A new standard put forth by the Environmental Protection Agency went into effect just this month that will lower the allowed levels of chlorination byproducts, including THMs.
However, the investigators list multiple cities with lower levels of THM in tap water that they say still expose thousands of women to potentially dangerous toxins for an entire trimester.
"It's not a big surprise," Joel Schwartz, PhD, tells WebMD. He is an associate professor of environmental epidemiology at the Harvard School of Public Health in Boston.
Schwartz says a number of recent studies have linked chlorine byproducts to reproduction risks. His group, for example, has found the substances could affect a baby's birth weight. Other research has pointed to risk of birth defects and miscarriage.
"There is potential to cause harm. But there are things we can do to reduce the risk," he says, adding that the following measures won't drop your risk to zero, but they can make things safer:
- First, don't kid yourself with the bottled water. There may be no way to tell how long it has been since the company last tested it.
- You may want to install filters on the sinks you use for your drinking water. Products that use charcoal can filter out the chlorine byproducts. The more charcoal a particular filter uses, the more contaminants can be sifted from the water before you drink it.
- You also may want something for your shower, since these contaminants could evaporate in the steam and be inhaled.
But Schwartz adds there are much bigger issues here that need to be handled at the community level. First, people need to decide how the water will be used. All the water going into your house doesn't really need to be fit to drink, when a lot of it is used to flush toilets, water the lawn, or do the wash. If a town doesn't have to pay to make all household water drinkable, it can then free up some resources to do a better job treating water that people will drink.
Getting rid of chlorine is not the answer, Schwartz says. But communities can use it more responsibly. It's helpful when treatment plants can tailor the amount of chlorine they use according to how much is actually needed. And if more of the particles and debris can be filtered out, germs have fewer hiding places and are easier to kill. That also means less chlorine.

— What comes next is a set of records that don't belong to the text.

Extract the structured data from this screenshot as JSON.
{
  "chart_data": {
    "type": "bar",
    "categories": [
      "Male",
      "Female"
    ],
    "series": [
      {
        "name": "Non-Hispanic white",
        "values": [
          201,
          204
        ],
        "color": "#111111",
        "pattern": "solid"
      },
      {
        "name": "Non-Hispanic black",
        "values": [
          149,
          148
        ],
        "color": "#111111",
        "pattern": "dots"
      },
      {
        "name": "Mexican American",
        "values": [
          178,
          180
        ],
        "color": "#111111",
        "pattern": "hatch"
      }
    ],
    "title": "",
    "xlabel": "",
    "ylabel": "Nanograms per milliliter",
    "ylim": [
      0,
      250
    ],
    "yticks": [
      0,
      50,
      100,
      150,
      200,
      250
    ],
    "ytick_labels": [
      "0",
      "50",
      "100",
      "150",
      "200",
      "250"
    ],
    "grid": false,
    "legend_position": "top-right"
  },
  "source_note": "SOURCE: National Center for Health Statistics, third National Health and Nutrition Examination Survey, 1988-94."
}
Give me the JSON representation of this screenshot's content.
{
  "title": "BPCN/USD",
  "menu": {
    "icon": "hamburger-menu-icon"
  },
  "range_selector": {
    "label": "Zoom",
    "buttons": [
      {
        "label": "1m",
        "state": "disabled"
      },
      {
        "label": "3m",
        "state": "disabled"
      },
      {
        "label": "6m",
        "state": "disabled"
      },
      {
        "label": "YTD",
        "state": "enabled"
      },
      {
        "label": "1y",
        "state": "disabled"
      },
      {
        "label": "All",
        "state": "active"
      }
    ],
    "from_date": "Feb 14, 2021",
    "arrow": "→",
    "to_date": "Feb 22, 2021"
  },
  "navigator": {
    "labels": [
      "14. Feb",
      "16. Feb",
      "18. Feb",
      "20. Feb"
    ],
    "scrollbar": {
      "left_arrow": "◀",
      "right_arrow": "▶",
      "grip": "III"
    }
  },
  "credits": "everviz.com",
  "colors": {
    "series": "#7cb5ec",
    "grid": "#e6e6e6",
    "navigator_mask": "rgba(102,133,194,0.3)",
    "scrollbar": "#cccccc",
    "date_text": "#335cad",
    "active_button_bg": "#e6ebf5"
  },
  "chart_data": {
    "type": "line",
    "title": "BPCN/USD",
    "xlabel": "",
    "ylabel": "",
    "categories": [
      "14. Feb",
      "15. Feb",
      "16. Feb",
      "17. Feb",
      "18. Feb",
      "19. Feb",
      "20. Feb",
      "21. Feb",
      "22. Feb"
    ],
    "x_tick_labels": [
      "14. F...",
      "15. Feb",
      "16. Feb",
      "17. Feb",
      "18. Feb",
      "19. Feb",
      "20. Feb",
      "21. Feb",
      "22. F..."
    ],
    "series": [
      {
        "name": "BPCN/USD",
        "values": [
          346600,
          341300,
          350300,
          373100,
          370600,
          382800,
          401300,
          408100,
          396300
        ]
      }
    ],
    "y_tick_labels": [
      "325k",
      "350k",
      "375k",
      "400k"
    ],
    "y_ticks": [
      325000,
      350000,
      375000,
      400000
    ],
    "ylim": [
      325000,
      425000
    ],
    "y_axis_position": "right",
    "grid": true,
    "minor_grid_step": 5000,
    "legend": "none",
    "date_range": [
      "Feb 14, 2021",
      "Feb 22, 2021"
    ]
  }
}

It's also a good idea to clean the plumbing that brings water from the treatment center to your home. The pipes can get crusty with gunk. So facilities have to keep some chlorine in the water to treat it as it makes its way to you. But cleaner pipes mean less chlorine.
"These measures will not be free," Schwartz says. "But there are things we can do that will not bust the bank that will make things better."
The groups are calling for the federal government to take immediate action to clean up the lakes and rivers that provide tap water by reducing the soil erosion and the nutrient and animal waste from farms and feedlots that increase the need for chlorination. The farm bill currently being debated in Congress, they say, would be one step towards protecting America's tap water.